The decision comes down to centre-pin condition and hammer wear. Pull six wippens at random and do the swing test — if any swing fewer than 4 times before stopping, every flange in that action will need re-pinning, which is roughly 60-70% of the labour cost of a full new stack. At that point a Renner replacement is usually cheaper and gives you a known-good geometry.
The other trigger is hammer mass. If the hammers have been re-shaped more than twice and now weigh under their original spec, the velocity formula tells you you'll never get the dynamic range back. Replace the stack.
The formula assumes η around 0.62, but on an action with old, dry knuckles or hardened felt punchings under the keys, real efficiency can drop to 0.40-0.45. That alone explains a 25-30% velocity loss with no visible regulation fault.
Lubricate the knuckle-jack contact with Teflon powder (not oil — oil migrates into the felt) and replace any front-rail and balance-rail punchings that have compressed below 80% of their original thickness. You will usually recover most of the lost velocity without touching the geometry.
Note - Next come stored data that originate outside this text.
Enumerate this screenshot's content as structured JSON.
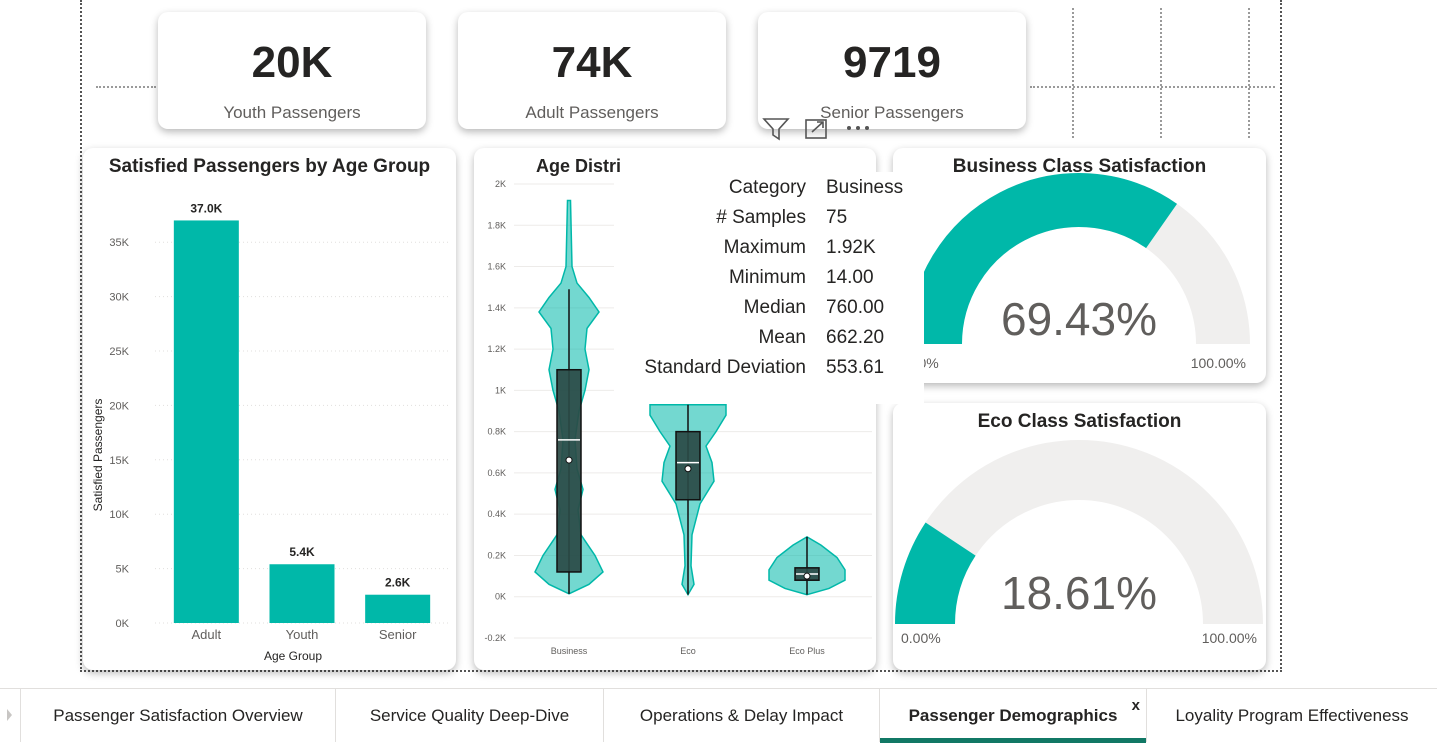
{
  "kpis": [
    {
      "value": "20K",
      "label": "Youth Passengers"
    },
    {
      "value": "74K",
      "label": "Adult Passengers"
    },
    {
      "value": "9719",
      "label": "Senior Passengers"
    }
  ],
  "bar_chart": {
    "title": "Satisfied Passengers by Age Group",
    "ylabel": "Satisfied Passengers",
    "xlabel": "Age Group",
    "yticks": [
      "0K",
      "5K",
      "10K",
      "15K",
      "20K",
      "25K",
      "30K",
      "35K"
    ]
  },
  "violin_chart": {
    "title": "Age Distri",
    "yticks": [
      "-0.2K",
      "0K",
      "0.2K",
      "0.4K",
      "0.6K",
      "0.8K",
      "1K",
      "1.2K",
      "1.4K",
      "1.6K",
      "1.8K",
      "2K"
    ]
  },
  "tooltip": [
    {
      "key": "Category",
      "value": "Business"
    },
    {
      "key": "# Samples",
      "value": "75"
    },
    {
      "key": "Maximum",
      "value": "1.92K"
    },
    {
      "key": "Minimum",
      "value": "14.00"
    },
    {
      "key": "Median",
      "value": "760.00"
    },
    {
      "key": "Mean",
      "value": "662.20"
    },
    {
      "key": "Standard Deviation",
      "value": "553.61"
    }
  ],
  "gauges": [
    {
      "title": "Business Class Satisfaction",
      "value_label": "69.43%",
      "value": 69.43,
      "min_label": "0.00%",
      "max_label": "100.00%"
    },
    {
      "title": "Eco Class Satisfaction",
      "value_label": "18.61%",
      "value": 18.61,
      "min_label": "0.00%",
      "max_label": "100.00%"
    }
  ],
  "tabs": [
    {
      "label": "Passenger Satisfaction Overview",
      "active": false
    },
    {
      "label": "Service Quality Deep-Dive",
      "active": false
    },
    {
      "label": "Operations & Delay Impact",
      "active": false
    },
    {
      "label": "Passenger Demographics",
      "active": true
    },
    {
      "label": "Loyality Program Effectiveness",
      "active": false
    }
  ],
  "tab_close": "x",
  "colors": {
    "accent": "#00b8a9",
    "track": "#f0efee",
    "box": "#2a4a45",
    "active_tab": "#117865"
  },
  "visual_tools": [
    "filter-icon",
    "focus-mode-icon",
    "more-options-icon"
  ],
  "chart_data": [
    {
      "type": "bar",
      "title": "Satisfied Passengers by Age Group",
      "xlabel": "Age Group",
      "ylabel": "Satisfied Passengers",
      "categories": [
        "Adult",
        "Youth",
        "Senior"
      ],
      "values": [
        37000,
        5400,
        2600
      ],
      "data_labels": [
        "37.0K",
        "5.4K",
        "2.6K"
      ],
      "ylim": [
        0,
        37500
      ],
      "grid": true
    },
    {
      "type": "violin",
      "title": "Age Distri",
      "categories": [
        "Business",
        "Eco",
        "Eco Plus"
      ],
      "ylim": [
        -200,
        2000
      ],
      "boxes": [
        {
          "category": "Business",
          "min": 14,
          "q1": 120,
          "median": 760,
          "mean": 662.2,
          "q3": 1100,
          "max": 1920,
          "whisker_high": 1490
        },
        {
          "category": "Eco",
          "min": 10,
          "q1": 470,
          "median": 650,
          "mean": 620,
          "q3": 800,
          "max": 930
        },
        {
          "category": "Eco Plus",
          "min": 10,
          "q1": 80,
          "median": 110,
          "mean": 100,
          "q3": 140,
          "max": 290
        }
      ]
    }
  ]
}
Intermittent double-striking on soft notes is the classic signature of a back check that is not catching the hammer tail. At forte the hammer travels far enough that the back check engages reliably; at piano the hammer rebounds with less energy and may bounce off the catcher before settling, letting the jack re-engage and fire a second time.
Check that the back check is positioned 15 mm below the string at rest and that its leather face is not glazed. A glazed back check can be roughed up with 320-grit paper. If the catcher itself is hardened, replace it — you cannot regulate around a slick catcher surface.
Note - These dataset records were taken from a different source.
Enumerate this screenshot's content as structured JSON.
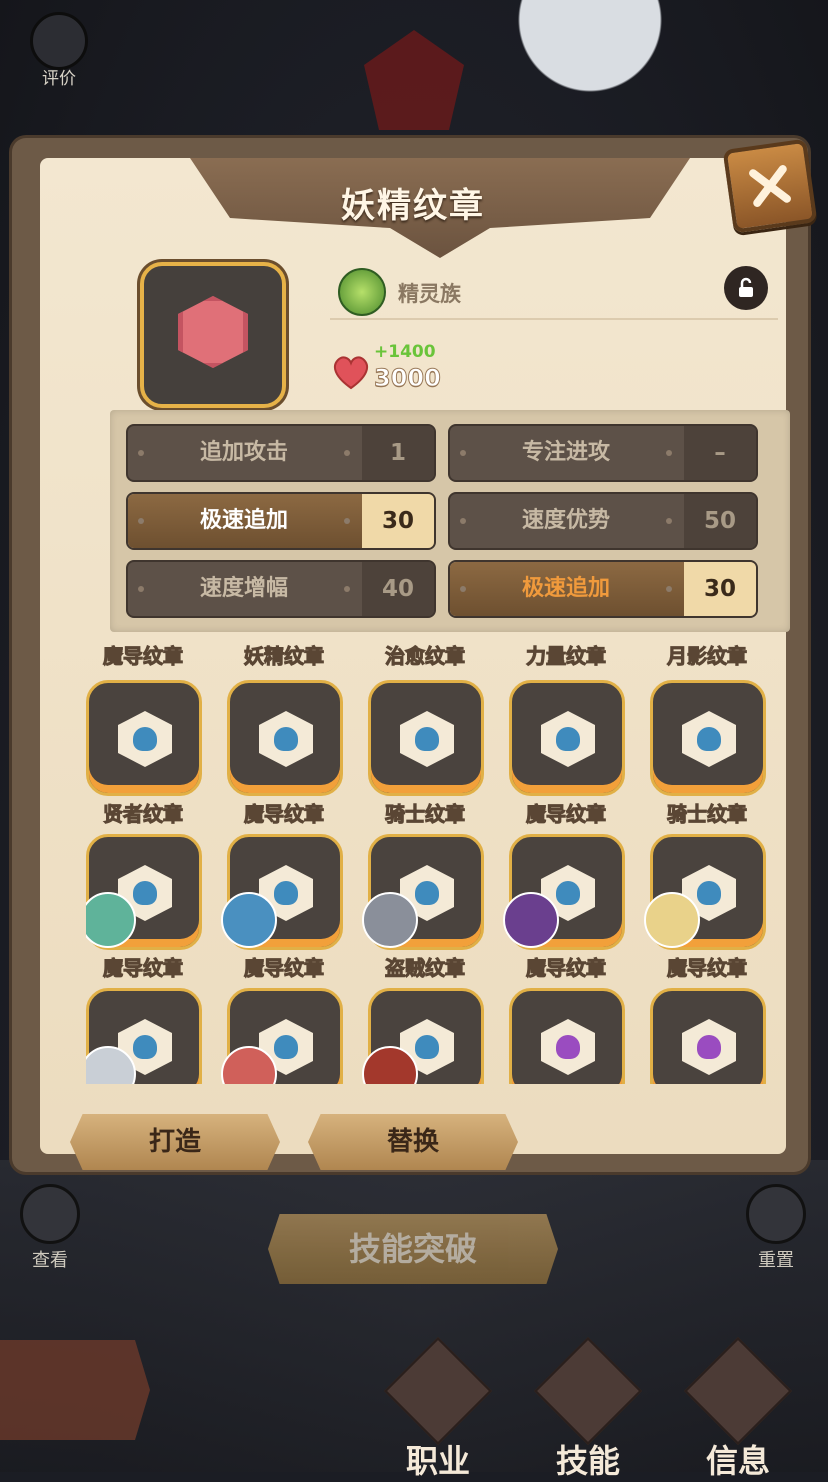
{
  "top": {
    "rate_label": "评价"
  },
  "modal": {
    "title": "妖精纹章",
    "race": "精灵族",
    "power_bonus": "+1400",
    "power": "3000",
    "attributes": [
      {
        "name": "追加攻击",
        "value": "1"
      },
      {
        "name": "专注进攻",
        "value": "–"
      },
      {
        "name": "极速追加",
        "value": "30"
      },
      {
        "name": "速度优势",
        "value": "50"
      },
      {
        "name": "速度增幅",
        "value": "40"
      },
      {
        "name": "极速追加",
        "value": "30"
      }
    ],
    "grid_top_labels": [
      "魔导纹章",
      "妖精纹章",
      "治愈纹章",
      "力量纹章",
      "月影纹章"
    ],
    "grid_rows": [
      [
        "贤者纹章",
        "魔导纹章",
        "骑士纹章",
        "魔导纹章",
        "骑士纹章"
      ],
      [
        "魔导纹章",
        "魔导纹章",
        "盗贼纹章",
        "魔导纹章",
        "魔导纹章"
      ]
    ],
    "buttons": {
      "forge": "打造",
      "replace": "替换"
    }
  },
  "bottom": {
    "view_label": "查看",
    "reset_label": "重置",
    "skill_break": "技能突破",
    "nav": [
      "职业",
      "技能",
      "信息"
    ]
  },
  "colors": {
    "accent": "#e1b046",
    "paper": "#f3e7d0",
    "active_orange": "#f09a3c"
  }
}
You can, but not by much, and there are real consequences. Increasing R reduces the finger force needed for a given hammer velocity, but it also increases key travel needed for the same hammer travel, which means deeper key dip — and players notice anything beyond 10.5 mm as feeling bottomless.
The practical fix for an arthritic player is to re-balance the keys with lighter front weights (drop down-weight from 55 g to 48 g) and use lighter hammers in the treble. This lowers the perceived effort without changing the geometry or the repetition characteristics. Steinway and Stanwood both publish balance-weight protocols for this.
Because the player's hand cannot tell the difference between a real string strike and a hammer striking nothing — but it can absolutely tell the difference between a real action and a weighted-key digital action. The escapement let-off, the slight reduction in resistance just before the strike, is what pianists feel and use to control dynamics. No solenoid or weighted-spring system reproduces that tactile signature.
Yamaha replaces the strings with optical sensors that read hammer velocity at what would have been the string plane, then triggers the sample. The action geometry itself is unchanged from their acoustic uprights.